THE AFRICA BAZAAR STAFF

January 13, 2021

Lisa Montgomery, who committed an heinous murder on an eight-months pregnant woman when she cut open the belly to take out a baby from the mother’s womb, was executed early Wednesday by lethal injection, the first federal execution of a woman on death row in nearly seven decades.

Montgomery, 52, executed at Federal prison complex in Terre Haute, Indiana, was the 11th prisoner to be killed by lethal injection since the Trump administration resumed federal executions last July after a 17 year hiatus.

Her execution came after the U.S. Supreme Court rejected a request from her legal team for delay her death and has lifted a stay of execution.

Montgomery killed Bobbie Jo Stinnett—a young Missouri woman, by strangulation. Stinnett, who was 23-year old at the time, was eight months pregnant with a baby girl, who Montgomery cut from the womb with a kitchen knife. She then took the child with her and attempted to pass her off as her own.

The child, who survived and is being raised by her father, turned six last month on the anniversary of her mother’s death.

The crime shook the nation at the time and has haunted the Missouri community for years.

Though her legal team tried to attribute the crime to mental health issues caused by years of traumas by suggesting and showing evidence that Montgomery was mentally ill and was abused as a child, the Court didn’t buy it and convicted her, giving her the capital punishment.

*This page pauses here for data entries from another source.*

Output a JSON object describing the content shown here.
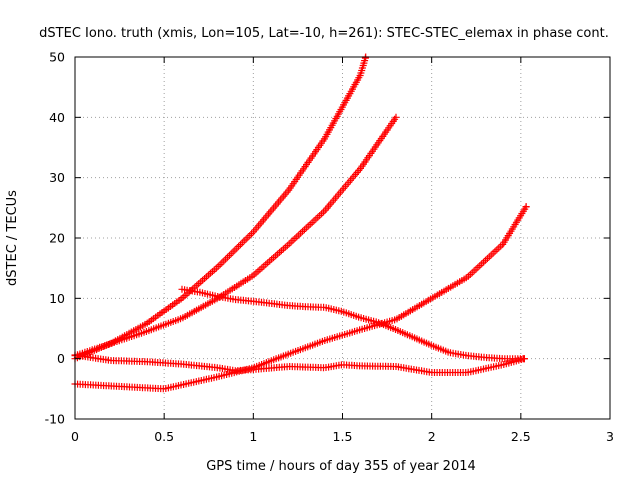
{
  "chart_data": {
    "type": "scatter",
    "title": "dSTEC Iono. truth (xmis, Lon=105, Lat=-10, h=261): STEC-STEC_elemax in phase cont.",
    "xlabel": "GPS time / hours of day 355 of year 2014",
    "ylabel": "dSTEC  / TECUs",
    "xlim": [
      0,
      3
    ],
    "ylim": [
      -10,
      50
    ],
    "x_ticks": [
      "0",
      "0.5",
      "1",
      "1.5",
      "2",
      "2.5",
      "3"
    ],
    "y_ticks": [
      "-10",
      "0",
      "10",
      "20",
      "30",
      "40",
      "50"
    ],
    "grid": true,
    "marker": "plus",
    "colors": {
      "series": "#ff0000",
      "grid": "#a0a0a0",
      "frame": "#000000"
    },
    "series": [
      {
        "x": [
          0.0,
          0.2,
          0.4,
          0.6,
          0.8,
          1.0,
          1.2,
          1.4,
          1.6,
          1.63
        ],
        "y": [
          0.0,
          2.5,
          5.8,
          10.0,
          15.2,
          21.0,
          28.0,
          36.5,
          47.0,
          50.0
        ]
      },
      {
        "x": [
          0.0,
          0.2,
          0.4,
          0.6,
          0.8,
          1.0,
          1.2,
          1.4,
          1.6,
          1.8
        ],
        "y": [
          0.5,
          2.5,
          4.5,
          6.7,
          10.0,
          13.8,
          19.0,
          24.5,
          31.5,
          40.0
        ]
      },
      {
        "x": [
          0.0,
          0.5,
          0.8,
          1.0,
          1.2,
          1.4,
          1.6,
          1.8,
          2.0,
          2.2,
          2.4,
          2.53
        ],
        "y": [
          -4.2,
          -5.0,
          -3.0,
          -1.5,
          0.8,
          3.0,
          4.8,
          6.5,
          10.0,
          13.5,
          19.0,
          25.2
        ]
      },
      {
        "x": [
          0.0,
          0.2,
          0.4,
          0.6,
          0.8,
          0.9,
          1.0,
          1.2,
          1.4,
          1.5,
          1.6,
          1.8,
          2.0,
          2.2,
          2.4,
          2.52
        ],
        "y": [
          0.6,
          -0.3,
          -0.5,
          -0.9,
          -1.5,
          -2.0,
          -1.8,
          -1.3,
          -1.5,
          -1.0,
          -1.2,
          -1.3,
          -2.3,
          -2.3,
          -1.0,
          0.0
        ]
      },
      {
        "x": [
          0.6,
          0.7,
          0.8,
          0.9,
          1.0,
          1.2,
          1.3,
          1.4,
          1.5,
          1.6,
          1.7,
          1.8,
          1.9,
          2.0,
          2.1,
          2.2,
          2.3,
          2.4,
          2.52
        ],
        "y": [
          11.5,
          11.0,
          10.3,
          9.8,
          9.5,
          8.8,
          8.6,
          8.5,
          7.8,
          6.8,
          6.0,
          4.8,
          3.5,
          2.2,
          1.0,
          0.5,
          0.2,
          0.0,
          0.0
        ]
      }
    ]
  }
}
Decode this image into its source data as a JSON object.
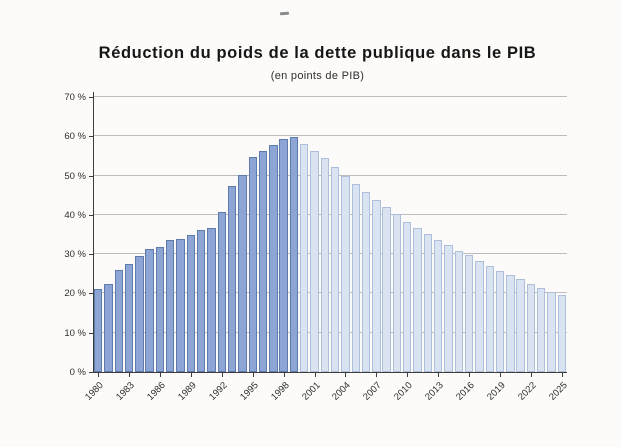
{
  "chart_data": {
    "type": "bar",
    "title": "Réduction du poids de la dette publique dans le PIB",
    "subtitle": "(en points de PIB)",
    "xlabel": "",
    "ylabel": "",
    "ylim": [
      0,
      70
    ],
    "ytick_step": 10,
    "ytick_labels": [
      "0 %",
      "10 %",
      "20 %",
      "30 %",
      "40 %",
      "50 %",
      "60 %",
      "70 %"
    ],
    "xtick_labels": [
      "1980",
      "1983",
      "1986",
      "1989",
      "1992",
      "1995",
      "1998",
      "2001",
      "2004",
      "2007",
      "2010",
      "2013",
      "2016",
      "2019",
      "2022",
      "2025"
    ],
    "grid": true,
    "legend": false,
    "categories": [
      1980,
      1981,
      1982,
      1983,
      1984,
      1985,
      1986,
      1987,
      1988,
      1989,
      1990,
      1991,
      1992,
      1993,
      1994,
      1995,
      1996,
      1997,
      1998,
      1999,
      2000,
      2001,
      2002,
      2003,
      2004,
      2005,
      2006,
      2007,
      2008,
      2009,
      2010,
      2011,
      2012,
      2013,
      2014,
      2015,
      2016,
      2017,
      2018,
      2019,
      2020,
      2021,
      2022,
      2023,
      2024,
      2025
    ],
    "values": [
      21.2,
      22.4,
      26.0,
      27.6,
      29.5,
      31.4,
      31.7,
      33.7,
      33.9,
      34.8,
      36.2,
      36.6,
      40.8,
      47.3,
      50.2,
      54.8,
      56.2,
      57.8,
      59.2,
      59.9,
      58.0,
      56.2,
      54.4,
      52.1,
      49.9,
      47.8,
      45.7,
      43.7,
      42.0,
      40.2,
      38.3,
      36.7,
      35.2,
      33.6,
      32.3,
      30.9,
      29.7,
      28.3,
      27.0,
      25.8,
      24.7,
      23.6,
      22.5,
      21.3,
      20.4,
      19.7
    ],
    "series_split": {
      "historical_through": 1999,
      "projection_from": 2000
    },
    "colors": {
      "historical_fill": "#8ca5d4",
      "historical_border": "#5e7bad",
      "projection_fill": "#dae3f2",
      "projection_border": "#aebfdc",
      "gridline": "#bdbdbd",
      "axis": "#3d3d3d"
    }
  }
}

President Donald J. Trump is a proponent of capital punishment. In July 2019, then Attorney General William Barr reinstitute federal execution at the Justice Department, closing a nearly two-decade hiatus.

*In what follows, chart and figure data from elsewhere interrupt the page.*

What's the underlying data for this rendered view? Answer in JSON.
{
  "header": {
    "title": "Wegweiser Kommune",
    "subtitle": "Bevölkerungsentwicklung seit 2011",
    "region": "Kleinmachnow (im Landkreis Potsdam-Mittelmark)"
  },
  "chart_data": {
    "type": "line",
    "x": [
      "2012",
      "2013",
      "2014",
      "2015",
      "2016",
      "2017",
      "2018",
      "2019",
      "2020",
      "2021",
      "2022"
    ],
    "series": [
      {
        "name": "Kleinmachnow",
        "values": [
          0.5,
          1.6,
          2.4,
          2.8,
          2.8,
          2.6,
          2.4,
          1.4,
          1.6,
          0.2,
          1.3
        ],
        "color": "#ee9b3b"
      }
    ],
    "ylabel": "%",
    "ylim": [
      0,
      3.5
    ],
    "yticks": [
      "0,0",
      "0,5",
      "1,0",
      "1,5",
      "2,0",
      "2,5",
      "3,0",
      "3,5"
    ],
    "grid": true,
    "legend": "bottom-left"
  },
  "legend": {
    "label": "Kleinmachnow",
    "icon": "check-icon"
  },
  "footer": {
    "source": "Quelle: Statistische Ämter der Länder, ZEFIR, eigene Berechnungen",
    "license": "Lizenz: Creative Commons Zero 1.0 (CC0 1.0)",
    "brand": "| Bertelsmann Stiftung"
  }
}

The incoming Biden-Harris administration is against death penalty and is expected to take up the issue with Congress to eliminate federal capital punishment.

The U.S. Senate Judiciary Committee incoming chairman Sen. Dick Durbin, D-Illinois and Congresswoman Ayanna Pressley, D-Mass have unveiled a legislation that seek to end capital punishment at the federal level and require  re-sentencing of all federal inmates on death row.

The bill proposal comes as Democrats is about to gain a unified control of the Congress and Senate after the two Senate race wins in Georgia, which balances the Senate power but gives the Senate Democrats a majority advantage of winning legislative votes with Vice-President Kamala Harris as the decider vote.

The federal government executed 10 prisoners last year, and more executions are scheduled for the final days of the Trump administration before Biden takes office.